British screenwriter, dramatist, children's author

Roy Apps (born 1951) is a British screenwriter, dramatist and children's author.

In 2001 Roy Apps was awarded a personal BAFTA for outstanding contributions to children's film and television.

For 10 years he wrote for the award-winning CBBC series Byker Grove where his first job was to write out the show's leading characters "PJ and Duncan" played by Ant and Dec. He co-devised and wrote for the award-winning series The Ghost Hunter and has contributed to many other TV series, including Chucklevision, Barmy Aunt Boomerang, Stacey Stone and Casper's Scare School.
In 2019 his black comedy Dr Bodkin's Needle, featuring Celia Imrie, was produced by Pier Productions for BBC 1.

He is the author of 98 children's books. In 1991 his novel The Secret Summer of Daniel Lyons won the Writers’ Guild Children's Book Award and was shortlisted for the Whitbread Awards. Of his most recent titles, Charlie - Prince Of Wheels is published by the Oxford University Press and his Sporting Heroes series is published by Franklin Watts.
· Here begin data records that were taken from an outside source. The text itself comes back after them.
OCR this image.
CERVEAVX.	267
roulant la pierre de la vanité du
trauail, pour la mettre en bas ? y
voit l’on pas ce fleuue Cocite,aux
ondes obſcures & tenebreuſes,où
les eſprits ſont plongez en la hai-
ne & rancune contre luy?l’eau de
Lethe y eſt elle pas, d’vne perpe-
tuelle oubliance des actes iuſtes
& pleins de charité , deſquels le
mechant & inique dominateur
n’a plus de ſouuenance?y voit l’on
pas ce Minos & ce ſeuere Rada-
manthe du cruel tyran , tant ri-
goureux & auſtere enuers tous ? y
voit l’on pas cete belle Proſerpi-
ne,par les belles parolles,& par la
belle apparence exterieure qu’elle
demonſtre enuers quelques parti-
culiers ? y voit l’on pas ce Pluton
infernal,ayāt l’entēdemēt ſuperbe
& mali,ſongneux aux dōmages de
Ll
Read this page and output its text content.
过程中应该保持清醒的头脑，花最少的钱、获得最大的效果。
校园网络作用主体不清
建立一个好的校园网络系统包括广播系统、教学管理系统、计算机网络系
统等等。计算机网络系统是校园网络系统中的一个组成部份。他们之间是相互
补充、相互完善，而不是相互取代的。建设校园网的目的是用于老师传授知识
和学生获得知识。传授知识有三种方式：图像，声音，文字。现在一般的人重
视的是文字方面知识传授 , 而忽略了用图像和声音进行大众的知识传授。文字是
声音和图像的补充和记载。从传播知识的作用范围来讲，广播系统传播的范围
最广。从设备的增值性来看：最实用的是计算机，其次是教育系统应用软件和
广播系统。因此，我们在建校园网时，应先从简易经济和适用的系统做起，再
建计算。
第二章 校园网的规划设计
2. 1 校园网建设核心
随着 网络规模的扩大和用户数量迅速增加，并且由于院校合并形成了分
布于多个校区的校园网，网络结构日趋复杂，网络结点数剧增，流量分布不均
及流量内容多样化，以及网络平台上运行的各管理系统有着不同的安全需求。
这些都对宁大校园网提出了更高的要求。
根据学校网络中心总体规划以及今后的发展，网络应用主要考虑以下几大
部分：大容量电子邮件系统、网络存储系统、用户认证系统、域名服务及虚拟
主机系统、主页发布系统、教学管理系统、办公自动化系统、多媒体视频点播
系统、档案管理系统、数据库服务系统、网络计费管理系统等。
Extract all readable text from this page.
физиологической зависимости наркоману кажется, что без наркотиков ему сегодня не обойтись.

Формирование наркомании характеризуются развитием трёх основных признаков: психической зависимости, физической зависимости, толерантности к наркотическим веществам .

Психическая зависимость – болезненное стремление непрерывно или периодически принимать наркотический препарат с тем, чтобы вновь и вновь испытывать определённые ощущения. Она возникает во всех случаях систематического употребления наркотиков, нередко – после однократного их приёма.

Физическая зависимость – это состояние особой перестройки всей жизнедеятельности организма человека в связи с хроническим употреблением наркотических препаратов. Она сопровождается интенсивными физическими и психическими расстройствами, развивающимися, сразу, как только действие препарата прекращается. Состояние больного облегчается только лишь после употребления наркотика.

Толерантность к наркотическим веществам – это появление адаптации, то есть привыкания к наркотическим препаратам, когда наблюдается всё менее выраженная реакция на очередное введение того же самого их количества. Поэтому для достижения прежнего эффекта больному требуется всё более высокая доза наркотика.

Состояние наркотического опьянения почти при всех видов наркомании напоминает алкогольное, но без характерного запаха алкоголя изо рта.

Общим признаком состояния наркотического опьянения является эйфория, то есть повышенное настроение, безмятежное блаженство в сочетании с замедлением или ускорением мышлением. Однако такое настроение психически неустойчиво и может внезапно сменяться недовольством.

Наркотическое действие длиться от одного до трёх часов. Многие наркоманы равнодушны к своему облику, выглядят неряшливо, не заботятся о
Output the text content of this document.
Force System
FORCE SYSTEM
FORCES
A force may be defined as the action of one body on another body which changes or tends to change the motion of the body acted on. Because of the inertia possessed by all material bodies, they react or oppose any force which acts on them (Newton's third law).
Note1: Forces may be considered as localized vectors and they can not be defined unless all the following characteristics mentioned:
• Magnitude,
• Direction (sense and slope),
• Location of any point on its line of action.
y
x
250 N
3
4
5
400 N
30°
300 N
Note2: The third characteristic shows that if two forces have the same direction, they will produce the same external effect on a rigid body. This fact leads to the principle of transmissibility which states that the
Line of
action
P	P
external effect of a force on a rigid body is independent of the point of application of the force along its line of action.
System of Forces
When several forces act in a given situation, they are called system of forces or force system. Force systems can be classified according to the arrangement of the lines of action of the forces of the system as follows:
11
He has written over a hundred scripts for BBC radio, including Hopping Down in Kent and a dramatisation of Raymond Briggs' Fungus the Bogeyman, both of which won Sony Awards. His most recent radio work includes The Saving of Albert Perks [for Bernard Cribbins] and the five part serial Miss Bessemer Saves the Train [for Dame Penelope Keith] both produced for BBC Radio 4 by Pier Productions.